This is not a title commonly used with Tanzania policies, but it usefully describes the scope of cover provided by the Employees’ Compensation (EC) policy. EC is a very important class of business. As with motor insurance, it represents a major branch of compulsory insurance, although (again like most motor policies) the cover provided goes beyond the minimum compulsory insurance requirements.
a) Basic intentions and scope of cover.
Most liability insurances are known as “third party” covers. The term “third party” may be defined as a non-employee of the insured. EC policies cover the legal liabilities of the employer towards his employees. The cover is provided in two major ways:
i. Liability under the EC ordinance: this is the statutory liability which is placed upon an employer, without proof of negligence, to pay compensation in stipulated amounts to employees or their dependents in respect of injury or death arising out of and in the course of their employment.
ii. Liability under “common law”: this relates mostly to liability in tort (mainly negligence) where it can be established that there is fault on the part of the employer in respect of death of or injury to employees, again arising out of and in the course of their employment. Compensation to employees or their dependents is likely to be significantly more than with EC benefits, but (unlikely EC liability) the liability of the employer must be proved and it is contestable by the employer or his insurers.
b) Limitations and exclusions
As EC is compulsory class of business there are not many exclusions and those may be overruled by statutory provisions (see below), typically, however the policy will exclude:
i. Liability under agreement (contractual liability)

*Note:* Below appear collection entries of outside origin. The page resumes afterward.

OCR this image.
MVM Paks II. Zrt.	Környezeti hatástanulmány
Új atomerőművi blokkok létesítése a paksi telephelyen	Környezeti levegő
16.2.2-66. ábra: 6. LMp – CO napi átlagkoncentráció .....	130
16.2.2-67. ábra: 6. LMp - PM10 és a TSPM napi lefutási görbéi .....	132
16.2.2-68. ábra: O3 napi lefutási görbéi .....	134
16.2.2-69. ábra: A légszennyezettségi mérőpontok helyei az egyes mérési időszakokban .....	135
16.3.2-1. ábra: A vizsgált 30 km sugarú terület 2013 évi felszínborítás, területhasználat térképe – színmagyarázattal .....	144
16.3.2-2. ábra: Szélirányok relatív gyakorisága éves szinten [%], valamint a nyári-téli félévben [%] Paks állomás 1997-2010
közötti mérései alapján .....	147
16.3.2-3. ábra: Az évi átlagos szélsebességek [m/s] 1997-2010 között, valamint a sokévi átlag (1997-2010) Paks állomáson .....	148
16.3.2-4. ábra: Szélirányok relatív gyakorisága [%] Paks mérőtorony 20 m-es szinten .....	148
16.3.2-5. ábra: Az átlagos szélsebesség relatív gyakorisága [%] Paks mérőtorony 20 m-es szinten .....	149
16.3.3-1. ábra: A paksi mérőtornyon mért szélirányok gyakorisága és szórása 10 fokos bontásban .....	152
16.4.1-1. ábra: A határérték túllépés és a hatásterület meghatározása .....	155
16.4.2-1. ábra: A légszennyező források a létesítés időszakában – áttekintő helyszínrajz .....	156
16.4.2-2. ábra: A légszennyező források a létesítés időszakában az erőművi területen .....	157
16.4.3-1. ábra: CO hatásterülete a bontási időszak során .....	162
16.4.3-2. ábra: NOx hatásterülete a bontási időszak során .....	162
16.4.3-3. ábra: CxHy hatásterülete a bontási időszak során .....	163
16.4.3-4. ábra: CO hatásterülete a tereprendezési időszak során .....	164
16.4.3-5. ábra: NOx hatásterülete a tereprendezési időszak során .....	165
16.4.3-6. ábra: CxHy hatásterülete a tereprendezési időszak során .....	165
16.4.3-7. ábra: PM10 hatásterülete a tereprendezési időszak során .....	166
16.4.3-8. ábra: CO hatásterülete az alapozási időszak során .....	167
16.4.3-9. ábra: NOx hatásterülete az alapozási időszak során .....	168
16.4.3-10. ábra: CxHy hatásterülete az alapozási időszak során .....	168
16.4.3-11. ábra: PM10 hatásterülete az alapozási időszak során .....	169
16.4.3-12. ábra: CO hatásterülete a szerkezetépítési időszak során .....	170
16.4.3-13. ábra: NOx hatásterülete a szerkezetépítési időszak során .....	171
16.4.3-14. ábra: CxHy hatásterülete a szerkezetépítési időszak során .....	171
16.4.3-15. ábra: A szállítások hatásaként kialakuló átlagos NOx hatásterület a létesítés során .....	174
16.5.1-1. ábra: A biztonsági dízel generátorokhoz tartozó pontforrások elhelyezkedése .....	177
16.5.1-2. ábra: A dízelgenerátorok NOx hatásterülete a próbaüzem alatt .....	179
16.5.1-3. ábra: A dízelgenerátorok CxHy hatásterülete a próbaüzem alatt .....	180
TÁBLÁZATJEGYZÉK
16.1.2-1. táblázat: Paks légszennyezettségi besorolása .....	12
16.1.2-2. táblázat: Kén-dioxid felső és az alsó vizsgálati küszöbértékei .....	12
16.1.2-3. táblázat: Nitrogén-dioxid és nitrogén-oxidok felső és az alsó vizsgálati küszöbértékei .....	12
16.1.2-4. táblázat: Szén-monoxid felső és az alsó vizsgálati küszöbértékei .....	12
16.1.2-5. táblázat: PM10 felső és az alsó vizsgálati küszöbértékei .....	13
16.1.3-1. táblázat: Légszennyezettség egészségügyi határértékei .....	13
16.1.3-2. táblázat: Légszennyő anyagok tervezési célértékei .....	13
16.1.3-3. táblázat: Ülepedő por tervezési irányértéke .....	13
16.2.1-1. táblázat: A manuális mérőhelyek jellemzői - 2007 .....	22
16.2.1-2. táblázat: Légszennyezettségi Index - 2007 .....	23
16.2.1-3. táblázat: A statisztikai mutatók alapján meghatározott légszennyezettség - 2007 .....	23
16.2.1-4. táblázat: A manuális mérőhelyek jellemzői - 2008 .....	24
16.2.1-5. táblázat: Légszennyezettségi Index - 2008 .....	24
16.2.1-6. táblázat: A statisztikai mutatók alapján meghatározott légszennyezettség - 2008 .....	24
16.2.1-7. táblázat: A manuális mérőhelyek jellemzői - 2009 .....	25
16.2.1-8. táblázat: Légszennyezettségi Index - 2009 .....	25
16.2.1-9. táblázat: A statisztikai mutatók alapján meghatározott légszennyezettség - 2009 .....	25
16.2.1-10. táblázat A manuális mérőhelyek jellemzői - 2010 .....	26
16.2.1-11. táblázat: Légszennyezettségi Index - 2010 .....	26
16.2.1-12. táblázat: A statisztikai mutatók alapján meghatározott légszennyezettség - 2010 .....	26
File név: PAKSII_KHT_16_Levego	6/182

ii. Liability to employees of contractors to the insured.
iii. Persons who are not employees within the meaning of the EC Ordinance.
iv. “Standard” exclusions, such as war and nuclear risks.
c) Premium basis
This is usually a rate per cent mille (according to the type of employer concerned) applied to the annual payroll of the employer. As such the initial premium must be provisional, subject to the adjustment where the final figures for the year are known.
d) Other features
i. Avoidance of certain terms and right of recovery: this clause is identical in intent to that in motor policies. It gives a right of recovery from the insured if compulsory insurance legislation compels an insurer to pay a claim when a breach of policy provisions would otherwise allow the insurer to avoid liability, with EC claims, this right may be of more value , since the insured is perhaps more likely to be able to reimburse the insurer.
ii. Premium adjustments: most employers understate their payroll when the provisional premium is being calculated so follow up adjustment is quite important.